Buying veggies for this recipe? Feel free to remove the peels, especially on your carrots. Due to sprays and such, they often carry a slightly bitter taste.
How Sweet Are Garden Muffins?
These garden muffins have a minimal amount of natural sweetener added in. As a result, they only have a hint of sweetness after being baked. If you’re looking for a tasty low sugar muffin, this is an excellent option.
How Long Will Garden Muffins Last on the Counter?
If you use home milled flour in your muffins, they won’t last long on the counter! Especially in light of the fact that they don’t have much sugar in them. In this case, I wouldn’t leave them out for more than 6-7 days.
However if you use refined flour, you should be able to leave your muffins out for nearly 14 days.
If you have too many in either situation, I recommend freezing them to retain freshness.
Can I Freeze Garden Muffins?
Yes, garden muffins freeze beautifully! Once they’ve cooled on the baking rack, you can slip them into Ziploc bags, label and freeze for later use.
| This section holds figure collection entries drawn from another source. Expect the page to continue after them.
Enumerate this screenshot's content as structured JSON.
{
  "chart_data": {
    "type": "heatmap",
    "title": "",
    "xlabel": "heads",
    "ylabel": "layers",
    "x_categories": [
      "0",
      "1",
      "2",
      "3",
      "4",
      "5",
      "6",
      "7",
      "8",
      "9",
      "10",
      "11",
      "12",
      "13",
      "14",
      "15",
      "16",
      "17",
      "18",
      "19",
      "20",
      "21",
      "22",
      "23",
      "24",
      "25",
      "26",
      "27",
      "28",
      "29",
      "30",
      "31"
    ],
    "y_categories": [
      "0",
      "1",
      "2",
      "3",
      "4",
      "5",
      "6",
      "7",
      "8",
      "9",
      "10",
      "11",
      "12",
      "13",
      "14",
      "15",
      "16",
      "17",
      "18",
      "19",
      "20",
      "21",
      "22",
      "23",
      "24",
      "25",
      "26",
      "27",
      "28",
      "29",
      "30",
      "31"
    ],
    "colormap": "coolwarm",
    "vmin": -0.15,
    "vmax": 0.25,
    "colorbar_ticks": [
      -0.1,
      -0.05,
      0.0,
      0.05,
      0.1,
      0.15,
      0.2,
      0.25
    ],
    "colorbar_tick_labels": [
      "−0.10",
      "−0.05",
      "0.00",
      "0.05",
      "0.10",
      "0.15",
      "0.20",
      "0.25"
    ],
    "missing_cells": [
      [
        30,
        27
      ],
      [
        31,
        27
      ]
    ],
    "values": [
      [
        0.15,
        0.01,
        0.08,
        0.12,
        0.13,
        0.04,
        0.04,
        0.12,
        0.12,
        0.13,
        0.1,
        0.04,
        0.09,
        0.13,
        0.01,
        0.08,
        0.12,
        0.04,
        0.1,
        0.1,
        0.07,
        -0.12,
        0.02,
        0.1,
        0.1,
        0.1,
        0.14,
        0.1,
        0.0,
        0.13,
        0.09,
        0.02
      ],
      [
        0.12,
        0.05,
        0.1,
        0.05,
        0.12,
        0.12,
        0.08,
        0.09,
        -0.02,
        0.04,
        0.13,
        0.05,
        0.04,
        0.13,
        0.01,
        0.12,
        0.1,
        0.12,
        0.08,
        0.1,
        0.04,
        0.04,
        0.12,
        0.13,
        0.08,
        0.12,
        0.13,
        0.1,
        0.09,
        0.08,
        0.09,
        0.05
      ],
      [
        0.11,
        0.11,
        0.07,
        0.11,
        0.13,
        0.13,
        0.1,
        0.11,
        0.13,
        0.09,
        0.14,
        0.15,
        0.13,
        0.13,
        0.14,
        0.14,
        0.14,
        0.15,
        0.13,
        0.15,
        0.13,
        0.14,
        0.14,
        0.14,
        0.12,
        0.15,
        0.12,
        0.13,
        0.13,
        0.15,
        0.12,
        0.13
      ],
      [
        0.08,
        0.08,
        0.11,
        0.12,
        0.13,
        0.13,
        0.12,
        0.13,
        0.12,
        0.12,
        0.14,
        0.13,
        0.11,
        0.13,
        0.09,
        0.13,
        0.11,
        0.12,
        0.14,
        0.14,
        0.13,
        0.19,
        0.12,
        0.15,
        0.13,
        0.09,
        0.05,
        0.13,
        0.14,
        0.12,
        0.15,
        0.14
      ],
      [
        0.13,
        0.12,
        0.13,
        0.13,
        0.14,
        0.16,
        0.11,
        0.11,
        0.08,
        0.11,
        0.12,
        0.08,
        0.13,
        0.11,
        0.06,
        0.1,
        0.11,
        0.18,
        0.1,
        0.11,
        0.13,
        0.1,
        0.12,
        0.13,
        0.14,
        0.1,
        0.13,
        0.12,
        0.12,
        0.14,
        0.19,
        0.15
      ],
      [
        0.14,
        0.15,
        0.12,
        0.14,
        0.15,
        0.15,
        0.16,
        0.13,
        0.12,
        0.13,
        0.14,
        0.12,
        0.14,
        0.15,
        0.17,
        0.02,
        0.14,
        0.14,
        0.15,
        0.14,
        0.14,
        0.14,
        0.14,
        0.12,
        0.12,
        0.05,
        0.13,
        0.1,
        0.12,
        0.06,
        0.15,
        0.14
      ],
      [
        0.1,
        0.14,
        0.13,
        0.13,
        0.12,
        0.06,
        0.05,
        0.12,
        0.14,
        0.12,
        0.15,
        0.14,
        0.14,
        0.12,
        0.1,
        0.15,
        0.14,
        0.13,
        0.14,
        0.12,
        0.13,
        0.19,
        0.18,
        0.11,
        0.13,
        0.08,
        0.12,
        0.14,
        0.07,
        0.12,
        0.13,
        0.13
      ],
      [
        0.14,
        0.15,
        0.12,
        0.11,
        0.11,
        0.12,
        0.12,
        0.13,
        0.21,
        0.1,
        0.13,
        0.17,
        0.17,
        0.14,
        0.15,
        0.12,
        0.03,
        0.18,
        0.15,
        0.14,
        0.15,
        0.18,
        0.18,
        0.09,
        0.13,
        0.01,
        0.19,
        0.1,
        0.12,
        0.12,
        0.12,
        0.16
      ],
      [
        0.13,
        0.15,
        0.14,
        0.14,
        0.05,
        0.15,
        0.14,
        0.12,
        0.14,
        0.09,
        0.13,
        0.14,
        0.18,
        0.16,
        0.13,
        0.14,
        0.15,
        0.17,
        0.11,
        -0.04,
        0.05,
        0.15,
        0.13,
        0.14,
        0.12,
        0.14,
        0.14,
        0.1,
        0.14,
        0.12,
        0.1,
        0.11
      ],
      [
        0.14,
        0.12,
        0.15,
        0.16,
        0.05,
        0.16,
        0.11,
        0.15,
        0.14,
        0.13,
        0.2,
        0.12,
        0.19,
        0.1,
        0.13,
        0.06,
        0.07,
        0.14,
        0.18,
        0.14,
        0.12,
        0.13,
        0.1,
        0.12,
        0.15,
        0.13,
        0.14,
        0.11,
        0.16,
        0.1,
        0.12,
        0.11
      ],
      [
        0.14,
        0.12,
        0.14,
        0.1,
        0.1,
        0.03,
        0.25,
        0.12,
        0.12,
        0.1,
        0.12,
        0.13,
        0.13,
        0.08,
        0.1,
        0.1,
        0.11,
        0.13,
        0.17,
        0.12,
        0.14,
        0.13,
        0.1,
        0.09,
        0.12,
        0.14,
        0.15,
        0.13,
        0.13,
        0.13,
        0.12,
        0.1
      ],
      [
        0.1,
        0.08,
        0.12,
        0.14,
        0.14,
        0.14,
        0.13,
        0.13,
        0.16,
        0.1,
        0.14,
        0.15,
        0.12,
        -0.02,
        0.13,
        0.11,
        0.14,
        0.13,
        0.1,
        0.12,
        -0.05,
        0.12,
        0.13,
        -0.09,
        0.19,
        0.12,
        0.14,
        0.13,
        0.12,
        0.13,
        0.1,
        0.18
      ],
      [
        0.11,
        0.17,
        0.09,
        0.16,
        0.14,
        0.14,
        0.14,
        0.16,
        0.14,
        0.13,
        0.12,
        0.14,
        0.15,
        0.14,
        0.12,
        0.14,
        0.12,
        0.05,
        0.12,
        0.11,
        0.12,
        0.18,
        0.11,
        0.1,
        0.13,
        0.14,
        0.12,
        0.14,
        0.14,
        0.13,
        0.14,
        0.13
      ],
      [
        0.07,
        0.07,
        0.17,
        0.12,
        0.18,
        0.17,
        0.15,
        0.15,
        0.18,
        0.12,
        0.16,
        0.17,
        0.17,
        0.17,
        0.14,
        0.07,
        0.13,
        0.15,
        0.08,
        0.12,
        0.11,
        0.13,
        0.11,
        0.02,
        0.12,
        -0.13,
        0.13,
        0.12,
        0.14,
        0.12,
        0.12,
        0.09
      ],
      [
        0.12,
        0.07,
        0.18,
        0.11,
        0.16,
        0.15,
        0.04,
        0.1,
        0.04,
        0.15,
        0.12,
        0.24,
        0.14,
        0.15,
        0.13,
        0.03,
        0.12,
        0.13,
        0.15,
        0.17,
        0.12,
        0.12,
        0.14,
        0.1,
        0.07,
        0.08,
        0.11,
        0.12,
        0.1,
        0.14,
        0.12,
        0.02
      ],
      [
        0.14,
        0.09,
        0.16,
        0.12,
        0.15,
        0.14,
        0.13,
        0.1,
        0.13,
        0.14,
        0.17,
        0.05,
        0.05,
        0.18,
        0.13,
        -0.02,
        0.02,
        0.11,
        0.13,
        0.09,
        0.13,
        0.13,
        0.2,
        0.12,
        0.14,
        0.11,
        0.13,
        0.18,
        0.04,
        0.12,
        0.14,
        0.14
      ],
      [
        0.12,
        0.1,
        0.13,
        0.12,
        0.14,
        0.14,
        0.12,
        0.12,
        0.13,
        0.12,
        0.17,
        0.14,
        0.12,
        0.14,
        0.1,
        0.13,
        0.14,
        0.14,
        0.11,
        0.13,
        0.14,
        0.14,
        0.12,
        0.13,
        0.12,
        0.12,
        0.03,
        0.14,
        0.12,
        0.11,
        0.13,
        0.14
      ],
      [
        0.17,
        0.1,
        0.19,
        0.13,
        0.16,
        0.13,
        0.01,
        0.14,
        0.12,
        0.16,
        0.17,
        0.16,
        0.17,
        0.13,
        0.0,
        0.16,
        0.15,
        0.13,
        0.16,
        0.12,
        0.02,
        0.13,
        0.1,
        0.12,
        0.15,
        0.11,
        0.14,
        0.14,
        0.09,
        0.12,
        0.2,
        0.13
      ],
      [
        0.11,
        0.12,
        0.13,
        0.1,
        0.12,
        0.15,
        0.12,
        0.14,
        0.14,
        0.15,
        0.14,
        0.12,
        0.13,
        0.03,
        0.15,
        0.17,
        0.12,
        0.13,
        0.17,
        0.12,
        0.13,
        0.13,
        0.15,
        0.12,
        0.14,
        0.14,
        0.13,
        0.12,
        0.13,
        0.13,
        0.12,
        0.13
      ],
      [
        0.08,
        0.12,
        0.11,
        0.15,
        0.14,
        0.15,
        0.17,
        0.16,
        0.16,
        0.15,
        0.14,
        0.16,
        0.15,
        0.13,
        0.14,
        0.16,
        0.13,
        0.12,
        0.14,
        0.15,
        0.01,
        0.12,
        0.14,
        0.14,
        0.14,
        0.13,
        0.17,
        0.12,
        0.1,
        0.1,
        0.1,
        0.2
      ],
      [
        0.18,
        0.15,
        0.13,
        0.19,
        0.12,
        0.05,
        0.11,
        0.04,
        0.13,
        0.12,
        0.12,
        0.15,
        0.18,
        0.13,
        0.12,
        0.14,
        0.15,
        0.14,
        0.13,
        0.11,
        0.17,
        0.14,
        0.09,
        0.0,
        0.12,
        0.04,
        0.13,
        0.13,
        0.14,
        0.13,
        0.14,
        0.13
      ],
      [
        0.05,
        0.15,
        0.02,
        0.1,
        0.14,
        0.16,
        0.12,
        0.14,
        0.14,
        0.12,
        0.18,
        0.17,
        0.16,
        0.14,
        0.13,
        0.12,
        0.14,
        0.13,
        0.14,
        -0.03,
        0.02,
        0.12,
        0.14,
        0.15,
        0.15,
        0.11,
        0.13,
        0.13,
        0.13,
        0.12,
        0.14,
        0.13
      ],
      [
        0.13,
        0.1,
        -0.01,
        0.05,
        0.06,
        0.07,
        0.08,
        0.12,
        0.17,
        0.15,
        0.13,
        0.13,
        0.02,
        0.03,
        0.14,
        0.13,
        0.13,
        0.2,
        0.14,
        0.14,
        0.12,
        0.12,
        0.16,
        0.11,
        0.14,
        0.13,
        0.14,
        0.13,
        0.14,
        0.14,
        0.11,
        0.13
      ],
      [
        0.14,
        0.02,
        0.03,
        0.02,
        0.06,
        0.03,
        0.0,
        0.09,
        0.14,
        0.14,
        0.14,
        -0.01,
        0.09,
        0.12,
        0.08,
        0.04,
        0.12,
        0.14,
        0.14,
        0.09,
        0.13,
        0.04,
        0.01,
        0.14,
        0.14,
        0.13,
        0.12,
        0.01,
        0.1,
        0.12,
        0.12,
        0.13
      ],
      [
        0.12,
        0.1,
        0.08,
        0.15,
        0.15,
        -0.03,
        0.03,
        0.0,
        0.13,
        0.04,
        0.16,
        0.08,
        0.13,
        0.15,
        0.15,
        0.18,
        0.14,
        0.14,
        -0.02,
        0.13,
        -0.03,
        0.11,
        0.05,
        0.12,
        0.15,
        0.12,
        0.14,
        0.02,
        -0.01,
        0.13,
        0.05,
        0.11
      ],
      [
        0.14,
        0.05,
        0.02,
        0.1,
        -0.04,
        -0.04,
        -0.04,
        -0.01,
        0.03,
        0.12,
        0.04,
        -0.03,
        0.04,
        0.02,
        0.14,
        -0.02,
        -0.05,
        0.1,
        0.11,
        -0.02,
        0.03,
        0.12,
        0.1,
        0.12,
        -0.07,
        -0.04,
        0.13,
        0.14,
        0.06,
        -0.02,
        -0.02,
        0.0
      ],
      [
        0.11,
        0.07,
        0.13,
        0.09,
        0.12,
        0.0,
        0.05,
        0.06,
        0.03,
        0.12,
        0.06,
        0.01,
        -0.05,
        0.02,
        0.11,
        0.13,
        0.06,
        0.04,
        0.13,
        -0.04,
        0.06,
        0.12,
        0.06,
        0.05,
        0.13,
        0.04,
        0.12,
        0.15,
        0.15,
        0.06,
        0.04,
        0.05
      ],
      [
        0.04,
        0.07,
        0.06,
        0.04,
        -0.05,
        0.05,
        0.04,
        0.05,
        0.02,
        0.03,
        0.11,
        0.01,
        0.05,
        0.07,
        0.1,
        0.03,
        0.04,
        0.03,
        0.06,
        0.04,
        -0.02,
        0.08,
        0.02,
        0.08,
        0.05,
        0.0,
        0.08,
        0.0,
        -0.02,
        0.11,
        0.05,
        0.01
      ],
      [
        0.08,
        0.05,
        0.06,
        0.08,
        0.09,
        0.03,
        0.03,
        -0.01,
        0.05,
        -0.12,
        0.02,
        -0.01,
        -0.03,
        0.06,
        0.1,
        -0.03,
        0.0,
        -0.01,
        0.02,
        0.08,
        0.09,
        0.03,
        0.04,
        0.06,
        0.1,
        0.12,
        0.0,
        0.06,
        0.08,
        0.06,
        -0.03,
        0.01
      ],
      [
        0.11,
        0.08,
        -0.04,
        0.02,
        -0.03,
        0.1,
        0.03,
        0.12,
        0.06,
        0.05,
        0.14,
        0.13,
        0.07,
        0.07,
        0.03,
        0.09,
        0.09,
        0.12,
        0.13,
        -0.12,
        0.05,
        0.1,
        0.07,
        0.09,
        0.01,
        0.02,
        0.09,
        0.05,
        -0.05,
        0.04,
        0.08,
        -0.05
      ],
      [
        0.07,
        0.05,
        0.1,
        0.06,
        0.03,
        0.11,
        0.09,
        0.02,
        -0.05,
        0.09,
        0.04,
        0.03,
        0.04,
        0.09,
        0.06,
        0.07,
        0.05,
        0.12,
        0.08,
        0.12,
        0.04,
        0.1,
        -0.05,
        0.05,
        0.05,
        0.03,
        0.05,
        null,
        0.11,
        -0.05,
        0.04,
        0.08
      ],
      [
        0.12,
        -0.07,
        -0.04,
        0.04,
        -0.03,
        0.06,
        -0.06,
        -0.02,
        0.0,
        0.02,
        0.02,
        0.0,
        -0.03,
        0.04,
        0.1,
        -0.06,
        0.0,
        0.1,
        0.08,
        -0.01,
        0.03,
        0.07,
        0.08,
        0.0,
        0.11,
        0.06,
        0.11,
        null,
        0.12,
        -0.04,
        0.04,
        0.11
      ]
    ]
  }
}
Just remember to pull them out about 3-4 hours before you plan to use them!

Healthy Garden Muffin Recipe
Ingredients
- 1/2 cup honey or maple syrup
- 1/2 cup olive oil
- 1/2 cup milk (dairy or dairy free)
- 3 farm eggs
- 1 teaspoon vanilla
- 1 cup grated carrot, lightly packed
- 1 cup grated zucchini with juices squeezed out
- 2 1/2 cups freshly milled whole wheat flour
- 2 teaspoons baking powder
- 1 teaspoon salt
- 1 1/2 teaspoon cinnamon
- 1/4 teaspoon freshly ground nutmeg
Instructions
- Harvest carrots and zucchini from the garden.
- Rinse and scrub clean at the kitchen sink.
- Grate carrot and gently pat into measuring cup, until you have 1 complete cup.
- Grate zucchini and squeeze out liquid over kitchen sink. Measure 1 cup.
- Set grated vegetables aside for now.
- In a mixing bowl, combine eggs, honey or maple syrup, milk, oil and vanilla.
- Stir in grated carrot and zucchini.
- On top of your wet mixture, measure in flour, baking powder, salt, cinnamon and nutmeg.
- Add in walnuts if using and stir until flour lumps just disappear.
- Butter your muffin tin or insert paper cup liners.
- Fill cups with garden muffin batter, stopping 1/4 inch from the top.
- Baking in 350F oven for 15-20 minutes or until muffin tops are firm and no longer gooey.
- Remove muffins from the pan and cool on baking rack.
- Bag and enjoy, or freeze some for later!